C. If a transition from entropy Sᵢ to higher entropy Sᶠ is possible, so is a transition from higher entropy Sᶠ to lower entropy Sᵢ

So Loschmidt’s objection reveals a contradiction with the 2^nd law, resulting in what is called “Loschmidt’s paradox.” The objection can be summarized quite simply as follows: it should not be possible to deduce an irreversible process from time-symmetric dynamics.

Frigg (2012)

According to Frigg it might be possible to respond to Loschmidt by a reminder that Boltzmann’s law is probabilistic, not universal, hence it can allow for some unwanted transitions even if the transitions are unlikely. However, this response would be inadequate: in virtue of time-invariance, if a system’s evolution from low to high entropy is very likely, the system is also very likely to have evolved from an antecedent higher entropy. This result is contrary to intuition, let alone Boltzmann’s law: it implies that my cold cup of tea, which has transitioned from its previous high temperature, is only in its current state in virtue of the antecedent lower temperature it must have had at the outset. 

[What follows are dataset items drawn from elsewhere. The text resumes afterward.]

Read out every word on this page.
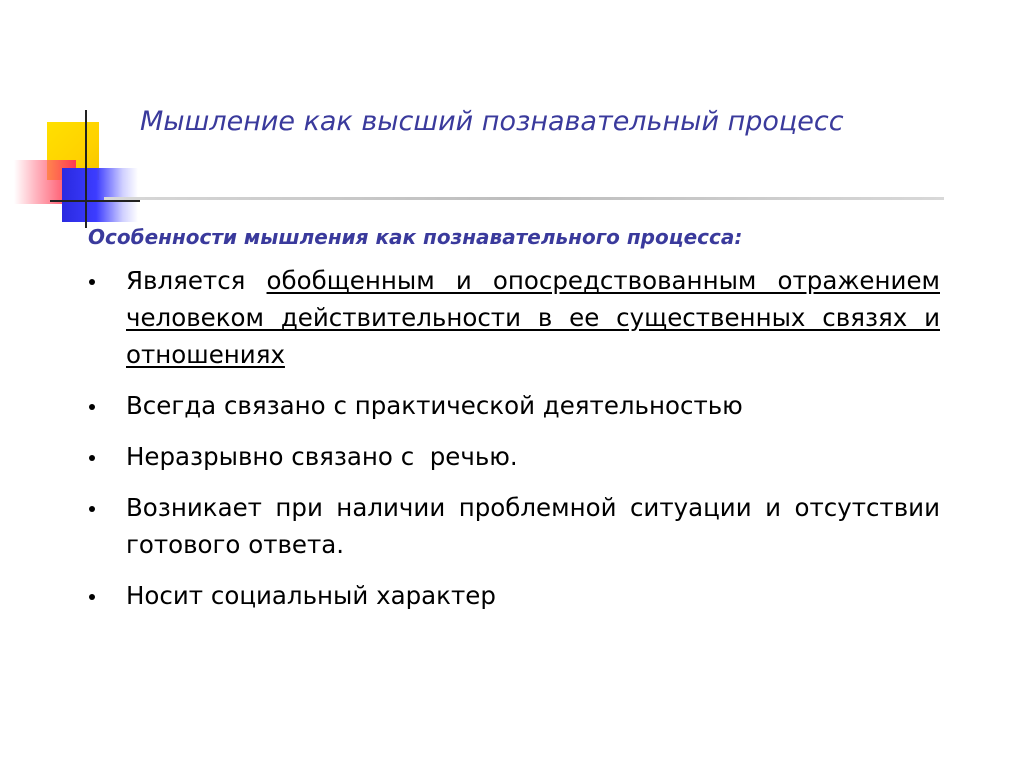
Мышление как высший познавательный процесс

Особенности мышления как познавательного процесса:

Является обобщенным и опосредствованным отражением человеком действительности в ее существенных связях и отношениях
Всегда связано с практической деятельностью
Неразрывно связано с  речью.
Возникает при наличии проблемной ситуации и отсутствии готового ответа.
Носит социальный характер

Frigg also mentions Zermelo’s Recurrence Objection: Poincare had pointed out that almost every point in a system’s phase space lies on a trajectory that will return arbitrarily close to the same point after some finite time. For Zermelo, this means that entropy cannot continually increase; rather, there will be some period of time during which entropy decreases. So my cold cup of tea will eventually heat up again of its own accord, and this result also seems considerably counterintuitive.

Solving the problem

To solve Loschmidt’s objection our best option is to assume that an entire system has had some initial state of low entropy prior to any transitions. So, in short, we have to conditionalise the system’s initial state. This entails a replacement of the statistical postulate (which makes no reference to a system’s past.) To create an appropriate replacement, we restrict our consideration of states to those which have the right past – those which started off in the system’s initial state. Having restricted our consideration in this way, we can then ask what portion of micro-states has a higher entropy future, appealing to some image of the initial state under the dynamics of the system since the process started. Such an image can be formally conveyed in the following replacement of the statistical postulate, SP*: p(A) = m(AÇRt) / m(Rt). So, Frigg concludes, “if we choose A to be the set of those states that have a higher entropy future, then the probability given by SP* for a high entropy future has to come out high.” 

Results

What do you think about the solution Frigg describes? I’m not sure about it – does it indicate that the only way to maintain a probabilistic Boltzmannian account of entropy requires some convention from the outset? It reminds me of the work we did last term on the conventionality of geometry, where the stipulating of forces or rigid bodies had significant sway over the physics. Suppose we choose the big bang as our initial state of the system: this will require the assumption that laws of nature are universal in the sense of being valid all the time and everywhere, so that the system is sufficiently governed by the deterministic laws of classical mechanics throughout. That’s not directly problematic in itself, but it requires commitment. Furthermore, I wonder about ontological parsimony: how much of a transition or experiment is relevant to, -or warrants being included as- a part of the entire system?